Author: Robert Reineke
Thursday, January 4, 2007
SYNOPSIS FROM DC COMICS:
By 1943, most of the elements that are representative of the Golden Age Batman until the Comics Code Authority hit were firmly in place. Batman and Robin were a team, Commissioner Gordon and Alfred were part of the supporting cast, a colorful and bizarre rogue's gallery had been established, the Batmobile and Batplane were frequently part of the story, Batman was formally recognized by the police, one of Batman's trophies plays a part in one story, etc.
There were to be some minor tweaks, Batman would shortly move to the Batcave and Alfred would slim down, but aside from topical references most stories in this volume would be well at home in the Batman comics for the next decade.
The great cover of this archive really is representative of the contents. Taken from BATMAN #20, you have Batman and Robin literally bursting through the page in the Batmobile, with 4 bullet holes in it, in hot pursuit. Moody atmosphere of the early years has been replaced by action and adventure. And the art is taking a turn for the better as this volume, including the cover, marks the arrival of the great Dick Sprang to the main Batman titles. And he'll be a fixture until the early 1960s.
The other notable change is that in addition to The Joker, The Penguin, and regular gangsters, WWII black marketers are a recurring villain in this volume. WWII was certainly too important to ignore, after all. Frequently, the dupes of a crime spree will be talked into donating their money to the war effort after it's saved from the clutches of criminals. But, even with WWII being a part of the story, you'll find none of the blatantly racist material from the serial of the same era.

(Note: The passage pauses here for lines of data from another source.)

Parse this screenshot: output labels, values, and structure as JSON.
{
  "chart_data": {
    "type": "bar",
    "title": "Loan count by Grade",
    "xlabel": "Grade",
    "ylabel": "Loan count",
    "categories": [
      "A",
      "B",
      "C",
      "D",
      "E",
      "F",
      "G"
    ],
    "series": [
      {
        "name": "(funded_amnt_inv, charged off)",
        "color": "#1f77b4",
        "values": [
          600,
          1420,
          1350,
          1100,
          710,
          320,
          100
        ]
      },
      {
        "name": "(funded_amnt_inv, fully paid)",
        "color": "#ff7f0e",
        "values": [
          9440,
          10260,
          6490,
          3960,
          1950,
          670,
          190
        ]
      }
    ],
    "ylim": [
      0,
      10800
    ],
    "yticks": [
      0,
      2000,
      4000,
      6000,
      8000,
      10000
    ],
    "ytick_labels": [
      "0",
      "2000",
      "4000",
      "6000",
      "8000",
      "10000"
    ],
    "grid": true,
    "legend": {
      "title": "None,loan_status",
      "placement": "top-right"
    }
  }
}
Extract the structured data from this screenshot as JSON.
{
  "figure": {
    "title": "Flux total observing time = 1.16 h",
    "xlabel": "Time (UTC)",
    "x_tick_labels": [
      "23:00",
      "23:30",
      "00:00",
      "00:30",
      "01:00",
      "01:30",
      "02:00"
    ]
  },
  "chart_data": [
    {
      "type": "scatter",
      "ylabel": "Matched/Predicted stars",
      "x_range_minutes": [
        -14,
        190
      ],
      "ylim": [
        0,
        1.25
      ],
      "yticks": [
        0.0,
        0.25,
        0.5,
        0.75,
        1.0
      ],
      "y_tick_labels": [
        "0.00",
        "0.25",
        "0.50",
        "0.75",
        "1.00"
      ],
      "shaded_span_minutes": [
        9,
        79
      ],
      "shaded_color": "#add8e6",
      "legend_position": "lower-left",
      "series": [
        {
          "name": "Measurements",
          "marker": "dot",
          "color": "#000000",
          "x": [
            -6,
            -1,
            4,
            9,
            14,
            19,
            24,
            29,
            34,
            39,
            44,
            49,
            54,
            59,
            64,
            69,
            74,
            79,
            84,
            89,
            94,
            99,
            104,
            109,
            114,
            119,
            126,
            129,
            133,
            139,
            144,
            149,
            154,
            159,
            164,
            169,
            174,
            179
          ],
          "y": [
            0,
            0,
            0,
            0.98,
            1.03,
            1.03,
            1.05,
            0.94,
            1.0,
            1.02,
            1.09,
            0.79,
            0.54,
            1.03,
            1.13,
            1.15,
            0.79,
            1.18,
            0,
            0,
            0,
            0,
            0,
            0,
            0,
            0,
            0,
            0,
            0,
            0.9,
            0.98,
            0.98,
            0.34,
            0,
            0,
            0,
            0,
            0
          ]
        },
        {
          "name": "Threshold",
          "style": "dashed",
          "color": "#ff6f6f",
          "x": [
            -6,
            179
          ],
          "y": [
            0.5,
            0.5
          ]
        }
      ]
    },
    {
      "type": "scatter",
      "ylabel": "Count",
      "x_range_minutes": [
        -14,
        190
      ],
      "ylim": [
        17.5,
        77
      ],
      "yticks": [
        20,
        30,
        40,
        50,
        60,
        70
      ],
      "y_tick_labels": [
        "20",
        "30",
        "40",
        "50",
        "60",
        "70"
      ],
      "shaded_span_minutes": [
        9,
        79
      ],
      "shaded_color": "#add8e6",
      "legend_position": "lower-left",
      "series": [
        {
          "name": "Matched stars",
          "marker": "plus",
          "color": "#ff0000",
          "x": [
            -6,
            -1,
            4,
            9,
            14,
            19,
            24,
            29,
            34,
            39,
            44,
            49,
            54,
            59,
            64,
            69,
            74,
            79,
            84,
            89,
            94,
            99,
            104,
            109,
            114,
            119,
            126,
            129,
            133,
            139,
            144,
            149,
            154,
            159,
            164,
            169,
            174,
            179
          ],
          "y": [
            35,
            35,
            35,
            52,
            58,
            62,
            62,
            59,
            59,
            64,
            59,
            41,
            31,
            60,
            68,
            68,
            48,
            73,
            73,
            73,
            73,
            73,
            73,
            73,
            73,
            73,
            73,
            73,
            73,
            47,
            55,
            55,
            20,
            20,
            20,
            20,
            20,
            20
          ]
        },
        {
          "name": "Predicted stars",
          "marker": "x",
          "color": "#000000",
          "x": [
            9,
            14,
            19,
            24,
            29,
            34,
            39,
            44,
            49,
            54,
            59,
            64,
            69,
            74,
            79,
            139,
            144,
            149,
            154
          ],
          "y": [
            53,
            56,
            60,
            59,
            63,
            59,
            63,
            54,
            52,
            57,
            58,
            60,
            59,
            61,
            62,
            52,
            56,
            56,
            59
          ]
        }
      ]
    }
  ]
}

This volume collects BATMAN #s 17 - 20 including sixteen stories.
The stories in the volume are a bit of a mixed bag. Tweedledee and Tweedledum have to be right at the bottom of Batman villains. They're neither funny, dangerous, or especially clever. Most normal gangsters in these stories are at least as clever and come off as more dangerous. The only thing they have going for them is the twins gimmick, but that's already old hat by this outing.
There is a story set in Atlantis and it isn't much better as Batman and straight up fantasy is always a tricky mix. Other than the stories written Bill Finger, there's a sense of formula about these stories.
Still, even at their worst, these stories are fast paced, full of action and escapes. They're not boring. You get none of the same weariness of slogging through something like "City of Crime" waiting for something significant to happen.
And there are some definite gems. "The Crime Surgeon!" is thematically linked with Two-Face as there is both good and evil embodied in one person. Perhaps not the most complex idea, but an idea that's a cut above the standard for the time. Doc. Thorne plans a series of crimes in this story, but also pulls a bullet out of Robin. And when he finally violates his Hippocratic oath, ironic justice arrives swiftly. The themes of this story, along with the name Thorne, survived this story and were loosely reworked into the BTAS episode "Paging the Crime Doctor".
Likewise, "Bruce Wayne Loses the Guardianship of Dick Grayson!" has elements that raise it beyond the standard Batman vs. villain angle. Bruce Wayne's own cover act proves to be a detriment to what he really wants. The breakup of the guardianship of Bruce Wayne and Dick Grayson is filled with genuine emotion. And Bill Finger holds off on revealing the uncle as a bad guy as long as possible.
After that, the story proceeds at a breakneck pace to the end. A deathtrap and Robin and Alfred to the rescue, complete with Alfred borrowing one of Penguin's umbrellas from trophy storage, which provides a nice surprise at the end.
The art has also taken a big step forward by 1943. Obviously the addition of Dick Sprang helps, but the Bob Kane / Jerry Robinson team was producing much better material than the crude work of 1939. And DC's reproduction value has come a long ways over the years. The art in BATMAN ARCHIVES #3, covering the same period, is often muddy, while the reproduction in the current volume is sharp and clear.
Obviously this material is more of historic value than appealing to the reader wanting an adult, modern experience. So, in that case, buyer beware. But, for those with an interest in Batman's history and who don't mind action packed stories aimed at the younger reader, you'll find a lot of interest in this volume.